Hacker News new | ask | show | jobs
by iBotPeaches 1543 days ago
It seems like we haven't had a non-robot status update on the status page in days since this what seems like daily occurrence. I figure at this point we'd get something of why this is happening.

I also don't appreciate our builds freezing, unable to be cancelled and then eating up hundreds of minutes.

4 comments

Billing should always be built on a "ping" IMO and not start/stop hooks. The latter is shockingly bad for customers during times of unreliability. The former sounds stupid and requires more infrastructure from the one offering the service, but I think it's more fair.

I haven't used GA in a way where it actually costed me anything, but having minutes just tick away while you can't do anything is really stupid if that's the case.

Edit: Another sane solution would probably be to record outage periods and have Billing automatically reconcile for every customer when invoicing. This would require them to admit the outage durations however, so it may be flawed from a human perspective.

The "ping" solution is an interesting one that I haven't seen proposed before.

At what rate would you do these pings? I don't know how upgrading/downgrading works at GitHub but if they do any sort of refund/credit when you downgrade, it seems like there's some interesting implications for abusing the system (e.g. upgrading/downgrading between pings for "free" service if the time between them is too long) versus performance (e.g. how do you update all users per ping in a timely manner if the time between them is too short?).

Would love to read up more on this approach; seems interesting!

> I figure at this point we'd get something of why this is happening.

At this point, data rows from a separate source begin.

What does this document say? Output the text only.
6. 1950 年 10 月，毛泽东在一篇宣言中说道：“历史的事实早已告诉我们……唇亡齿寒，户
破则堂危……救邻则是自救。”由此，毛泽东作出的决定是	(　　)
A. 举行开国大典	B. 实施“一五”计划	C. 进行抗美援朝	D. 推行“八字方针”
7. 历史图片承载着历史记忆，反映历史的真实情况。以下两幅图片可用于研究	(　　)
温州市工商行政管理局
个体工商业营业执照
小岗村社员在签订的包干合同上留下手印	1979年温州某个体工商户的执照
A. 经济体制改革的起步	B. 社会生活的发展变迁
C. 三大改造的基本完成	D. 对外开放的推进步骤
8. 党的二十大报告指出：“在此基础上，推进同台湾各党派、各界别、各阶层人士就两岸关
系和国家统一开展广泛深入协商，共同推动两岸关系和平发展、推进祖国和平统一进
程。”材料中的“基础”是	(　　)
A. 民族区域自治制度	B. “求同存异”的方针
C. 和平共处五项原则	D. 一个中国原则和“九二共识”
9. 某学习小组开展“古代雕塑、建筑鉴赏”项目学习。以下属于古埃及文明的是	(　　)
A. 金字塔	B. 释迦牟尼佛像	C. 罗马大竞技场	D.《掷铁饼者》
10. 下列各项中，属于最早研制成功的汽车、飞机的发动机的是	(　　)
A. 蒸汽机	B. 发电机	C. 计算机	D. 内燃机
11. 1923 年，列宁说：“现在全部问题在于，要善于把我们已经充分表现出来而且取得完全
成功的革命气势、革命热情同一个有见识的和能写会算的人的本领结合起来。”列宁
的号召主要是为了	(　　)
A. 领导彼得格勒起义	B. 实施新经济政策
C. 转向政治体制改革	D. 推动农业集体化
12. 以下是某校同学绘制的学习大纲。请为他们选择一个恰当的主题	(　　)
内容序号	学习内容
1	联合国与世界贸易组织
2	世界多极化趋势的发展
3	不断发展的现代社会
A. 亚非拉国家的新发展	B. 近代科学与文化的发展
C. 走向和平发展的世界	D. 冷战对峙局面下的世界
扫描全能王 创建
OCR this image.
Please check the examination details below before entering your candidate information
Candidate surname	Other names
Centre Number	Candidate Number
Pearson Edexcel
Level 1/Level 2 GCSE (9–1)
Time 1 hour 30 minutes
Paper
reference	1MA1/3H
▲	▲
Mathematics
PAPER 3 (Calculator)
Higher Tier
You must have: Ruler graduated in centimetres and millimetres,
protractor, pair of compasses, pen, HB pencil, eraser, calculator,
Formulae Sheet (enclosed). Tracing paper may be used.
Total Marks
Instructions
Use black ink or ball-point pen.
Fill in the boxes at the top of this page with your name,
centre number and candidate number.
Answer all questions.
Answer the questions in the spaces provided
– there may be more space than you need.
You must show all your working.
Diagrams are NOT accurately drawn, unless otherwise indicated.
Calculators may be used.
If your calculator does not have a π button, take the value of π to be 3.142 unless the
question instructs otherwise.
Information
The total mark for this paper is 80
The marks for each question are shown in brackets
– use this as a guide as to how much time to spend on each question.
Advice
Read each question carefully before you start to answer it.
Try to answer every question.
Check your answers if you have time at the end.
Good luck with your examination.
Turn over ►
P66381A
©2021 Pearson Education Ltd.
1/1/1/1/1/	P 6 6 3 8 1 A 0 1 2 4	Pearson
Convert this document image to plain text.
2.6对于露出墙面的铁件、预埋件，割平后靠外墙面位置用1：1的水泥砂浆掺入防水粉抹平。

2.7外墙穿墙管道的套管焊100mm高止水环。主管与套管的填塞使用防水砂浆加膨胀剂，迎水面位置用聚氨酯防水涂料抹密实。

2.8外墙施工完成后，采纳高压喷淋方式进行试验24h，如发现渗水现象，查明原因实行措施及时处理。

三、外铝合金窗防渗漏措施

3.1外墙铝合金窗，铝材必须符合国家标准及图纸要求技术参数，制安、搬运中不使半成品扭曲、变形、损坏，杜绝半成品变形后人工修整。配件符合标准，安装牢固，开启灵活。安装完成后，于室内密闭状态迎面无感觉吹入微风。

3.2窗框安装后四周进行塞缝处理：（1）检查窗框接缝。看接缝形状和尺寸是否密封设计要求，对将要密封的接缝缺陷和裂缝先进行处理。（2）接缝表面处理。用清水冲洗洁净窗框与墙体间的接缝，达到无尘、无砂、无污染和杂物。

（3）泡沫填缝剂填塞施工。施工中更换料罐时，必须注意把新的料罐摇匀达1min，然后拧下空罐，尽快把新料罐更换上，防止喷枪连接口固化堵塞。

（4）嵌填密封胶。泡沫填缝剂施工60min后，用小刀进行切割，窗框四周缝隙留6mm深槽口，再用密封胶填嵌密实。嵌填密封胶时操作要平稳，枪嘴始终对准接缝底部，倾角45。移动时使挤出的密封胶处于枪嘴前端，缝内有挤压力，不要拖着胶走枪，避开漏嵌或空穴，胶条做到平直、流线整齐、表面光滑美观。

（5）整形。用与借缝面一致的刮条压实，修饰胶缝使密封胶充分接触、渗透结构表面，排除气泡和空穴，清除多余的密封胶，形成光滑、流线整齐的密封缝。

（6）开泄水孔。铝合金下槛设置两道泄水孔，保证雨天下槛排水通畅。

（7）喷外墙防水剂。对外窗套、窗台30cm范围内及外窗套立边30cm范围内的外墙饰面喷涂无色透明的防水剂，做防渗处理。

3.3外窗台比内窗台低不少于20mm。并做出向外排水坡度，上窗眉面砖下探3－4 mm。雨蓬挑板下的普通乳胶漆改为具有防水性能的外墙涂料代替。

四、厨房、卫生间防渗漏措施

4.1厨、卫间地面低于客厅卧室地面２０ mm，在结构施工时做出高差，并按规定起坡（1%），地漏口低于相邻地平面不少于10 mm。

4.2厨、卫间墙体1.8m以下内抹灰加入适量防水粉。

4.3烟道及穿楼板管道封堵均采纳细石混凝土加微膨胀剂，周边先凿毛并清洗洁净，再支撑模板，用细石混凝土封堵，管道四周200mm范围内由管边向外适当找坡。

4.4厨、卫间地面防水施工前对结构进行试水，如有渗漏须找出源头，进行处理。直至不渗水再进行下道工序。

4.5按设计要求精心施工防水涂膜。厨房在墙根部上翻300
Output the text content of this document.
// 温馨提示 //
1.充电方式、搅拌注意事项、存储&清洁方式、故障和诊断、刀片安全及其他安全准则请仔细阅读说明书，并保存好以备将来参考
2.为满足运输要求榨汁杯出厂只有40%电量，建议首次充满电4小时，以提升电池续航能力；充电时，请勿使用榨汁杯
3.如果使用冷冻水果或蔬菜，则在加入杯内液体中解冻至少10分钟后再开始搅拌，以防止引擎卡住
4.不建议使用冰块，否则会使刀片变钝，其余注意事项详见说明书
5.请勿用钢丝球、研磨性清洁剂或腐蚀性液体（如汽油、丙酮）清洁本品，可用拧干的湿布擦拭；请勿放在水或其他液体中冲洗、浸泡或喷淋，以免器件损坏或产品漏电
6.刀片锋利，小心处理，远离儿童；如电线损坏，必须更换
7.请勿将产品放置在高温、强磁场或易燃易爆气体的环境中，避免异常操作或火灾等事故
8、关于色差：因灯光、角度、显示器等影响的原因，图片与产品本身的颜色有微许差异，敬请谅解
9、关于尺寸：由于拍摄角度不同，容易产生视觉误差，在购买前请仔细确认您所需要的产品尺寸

I've created a new discussion in their feedback repo asking for this, three major outages in a week could really do with a post-mortem: https://github.com/github/feedback/discussions/13344

I suggest you add the timeout-minute property on the job/step, so even if the web interface isn't responsive the job times out eventually. Saves you from spending time emailing support about consumed minutes.

Of course, assuming that a future bug won't affect the timeout-minute itself.

Do they give you the minutes back if there's an incident during the period where a job is running?
You will have to contact them for them to credit you, that's what we did
This is totally unsurprising and also totally unacceptable IMO. They should automatically wipe out all build minute usage during outages for every account if they insist on architecting their system in this way.